Arah Pembenahan & Reformasi Pengadaan sebagai Upaya Pencegahan Korupsi
Kata pepatah, “Mencegah lebih baik daripada mengobati.” Yang bermakna “lebih bijak mencegah suatu masalah sejak awal daripada harus repot mengatasi akibatnya nanti.” Reformasi dan perbaikan pengadaan barang/jasa tidak cukup hanya dengan perbaikan regulasi dan sistem, justru yang lebih penting adalah:
- Peningkatan Kapasitas dan Integritas SDM Pengadaan, khususnya para PPK, Pokja, dan Auditor.
- Budaya Pelayanan Publik yang Berbasis Etika, bukan sekadar kepatuhan formal.
- Penerapan prinsip Value for Money, bukan hanya harga termurah, melainkan kualitas terbaik, tepat waktu, dan manfaat berkelanjutan.
- Kolaborasi antara Pemerintah, Swasta, dan Masyarakat Sipil dalam mengawasi dan mengawal proses pengadaan secara transparan dan partisipatif.
Mana Perdata, Mana Pidana? Yuk, Buka Mata Bareng-Bareng!
Setelah kita kupas tuntas dari hulu ke hilir, bisa kita simpulkan bahwa pengadaan barang/jasa pemerintah memang berakar dari hubungan perdata yang sah secara hukum. Tapi hati-hati! Bukan berarti semua persoalan pengadaan otomatis jadi urusan kontrak semata. Kalau di balik kontrak itu ada niat jahat, rekayasa, atau penyalahgunaan wewenang, maka urusannya naik level masuk ke ranah pidana korupsi, tanpa mengesampingkan sedikitpun azas ultimum remedium.
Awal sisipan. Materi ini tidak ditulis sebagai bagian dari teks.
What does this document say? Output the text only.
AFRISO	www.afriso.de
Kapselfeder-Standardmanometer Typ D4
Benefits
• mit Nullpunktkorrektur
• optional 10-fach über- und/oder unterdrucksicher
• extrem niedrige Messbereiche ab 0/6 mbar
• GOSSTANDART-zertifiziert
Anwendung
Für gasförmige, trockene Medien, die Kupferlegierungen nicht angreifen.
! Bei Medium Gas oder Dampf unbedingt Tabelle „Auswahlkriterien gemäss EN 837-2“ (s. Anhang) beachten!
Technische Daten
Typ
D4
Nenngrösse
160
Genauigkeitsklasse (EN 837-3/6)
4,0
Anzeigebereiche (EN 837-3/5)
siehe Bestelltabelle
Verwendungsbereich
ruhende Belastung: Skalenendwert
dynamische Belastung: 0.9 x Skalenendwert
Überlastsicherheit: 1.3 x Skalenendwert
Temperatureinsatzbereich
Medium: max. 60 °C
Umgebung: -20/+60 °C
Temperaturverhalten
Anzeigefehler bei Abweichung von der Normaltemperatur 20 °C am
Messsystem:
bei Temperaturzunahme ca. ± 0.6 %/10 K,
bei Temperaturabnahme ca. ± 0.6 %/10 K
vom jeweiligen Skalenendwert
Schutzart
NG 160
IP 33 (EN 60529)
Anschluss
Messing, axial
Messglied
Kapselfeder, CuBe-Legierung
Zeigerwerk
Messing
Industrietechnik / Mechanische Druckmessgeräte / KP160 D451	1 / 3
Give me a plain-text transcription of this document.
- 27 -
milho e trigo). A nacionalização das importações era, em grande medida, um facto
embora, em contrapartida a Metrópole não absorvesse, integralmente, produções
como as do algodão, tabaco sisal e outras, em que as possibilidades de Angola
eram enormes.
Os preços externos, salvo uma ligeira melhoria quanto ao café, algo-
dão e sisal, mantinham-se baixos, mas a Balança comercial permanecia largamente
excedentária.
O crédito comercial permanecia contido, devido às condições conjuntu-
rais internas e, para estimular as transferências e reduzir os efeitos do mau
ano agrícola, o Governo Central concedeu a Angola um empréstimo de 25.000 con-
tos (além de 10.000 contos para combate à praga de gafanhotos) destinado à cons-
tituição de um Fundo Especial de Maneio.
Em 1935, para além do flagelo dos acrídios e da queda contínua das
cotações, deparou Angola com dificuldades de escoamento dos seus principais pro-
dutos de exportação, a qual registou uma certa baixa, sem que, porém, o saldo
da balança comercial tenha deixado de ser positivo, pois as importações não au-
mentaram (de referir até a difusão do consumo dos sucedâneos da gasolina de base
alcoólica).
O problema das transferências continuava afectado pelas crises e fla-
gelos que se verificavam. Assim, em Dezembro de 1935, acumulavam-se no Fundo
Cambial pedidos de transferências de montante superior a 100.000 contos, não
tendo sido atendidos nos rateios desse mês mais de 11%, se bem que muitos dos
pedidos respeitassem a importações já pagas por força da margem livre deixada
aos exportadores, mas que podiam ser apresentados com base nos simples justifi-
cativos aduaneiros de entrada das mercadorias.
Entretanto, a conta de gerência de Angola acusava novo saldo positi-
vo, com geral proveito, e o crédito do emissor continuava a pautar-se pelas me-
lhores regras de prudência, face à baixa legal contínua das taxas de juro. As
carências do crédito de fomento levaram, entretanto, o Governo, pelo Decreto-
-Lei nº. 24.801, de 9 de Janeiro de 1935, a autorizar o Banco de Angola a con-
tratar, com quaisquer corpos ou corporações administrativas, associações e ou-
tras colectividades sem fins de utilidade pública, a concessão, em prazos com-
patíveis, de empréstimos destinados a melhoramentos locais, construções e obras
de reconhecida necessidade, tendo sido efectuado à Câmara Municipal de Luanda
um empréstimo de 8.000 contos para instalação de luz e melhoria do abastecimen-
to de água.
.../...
Bayangkan, ketika satu pihak dengan sengaja memanipulasi proses tender, mengatur pemenang, atau mengurangi kualitas dan volume barang, itu bukan cuma soal wanprestasi—itu sudah merugikan negara. Dan ketika Mens Rea itu terbukti, maka jelas: penyelesaiannya tidak cukup lewat jalur perdata atau administratif saja, tapi harus melalui hukum pidana.
Tapi tenang dulu! Tidak semua masalah dalam pengadaan harus buru-buru dilabeli “korupsi”. Selama tidak ada motif jahat untuk memperkaya diri sendiri atau orang lain, maka penyelesaiannya cukup lewat mekanisme perdata yang adil dan transparan.
Ingat baik-baik, “Niat jahatlah yang memisahkan perkara perdata biasa dari kejahatan luar biasa.”
Maka dari itu, jangan sampai kita terjebak dalam narasi bahwa semua masalah pengadaan itu dikriminalisasi. Hukum pidana bukan untuk menghukum kontraktor yang salah kirim barang, tapi untuk membongkar mereka yang sengaja menggarong uang negara. Yuk, dukung upaya pemberantasan korupsi dengan tetap berpikir jernih dan objektif!